Société

Confinement : Explosion des actes de violence conjugale

Le nombre de violences conjugales signalées à travers la ligne verte 813 a été multiplié par cinq durant le confinement. L’isolement forcé des familles au sein de leur foyer a fait naitre une autre crise dans cette crise sanitaire.

Les femmes ont particulièrement souffert de cette période d’enfermement forcé à cause de la propagation du coronavirus. Le confinement réussit assez mal à un certain nombre de personnes qui restent longtemps à leur domicile, et parfois sous l’emprise de l’alcool, exacerbe des violences contre leurs conjointes.
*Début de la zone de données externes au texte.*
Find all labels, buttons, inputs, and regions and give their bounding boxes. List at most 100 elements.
Les cas dénoncés à travers la ligne verte 813 ont connu une forte hausse, selon le Directeur général de la protection sociale au niveau du ministère de la Population, de la protection sociale et de la promotion de la femme (MPPSPF), Naina Randriamanjara. Depuis le mois de mars jusqu’au 05 juillet, 3556 signalements ont été reçus dont 1600 appels pour les violences physiques, 106 pour les violences sexuelles, 727 pour les violences accompagnées de coups et blessures, et 1123 pour les violences psychologiques.

“Ce n’est pas seulement les victimes qui dénoncent ce qu’elles ont vécu mais leurs entourages brisent également le silence et n’ont pas manqué de signaler ce qu’ils ont vu ou entendu. 331 appels ont été reçus à cet effet et nous collaborons aussi avec la brigade féminine de proximité”, a-t-il souligné.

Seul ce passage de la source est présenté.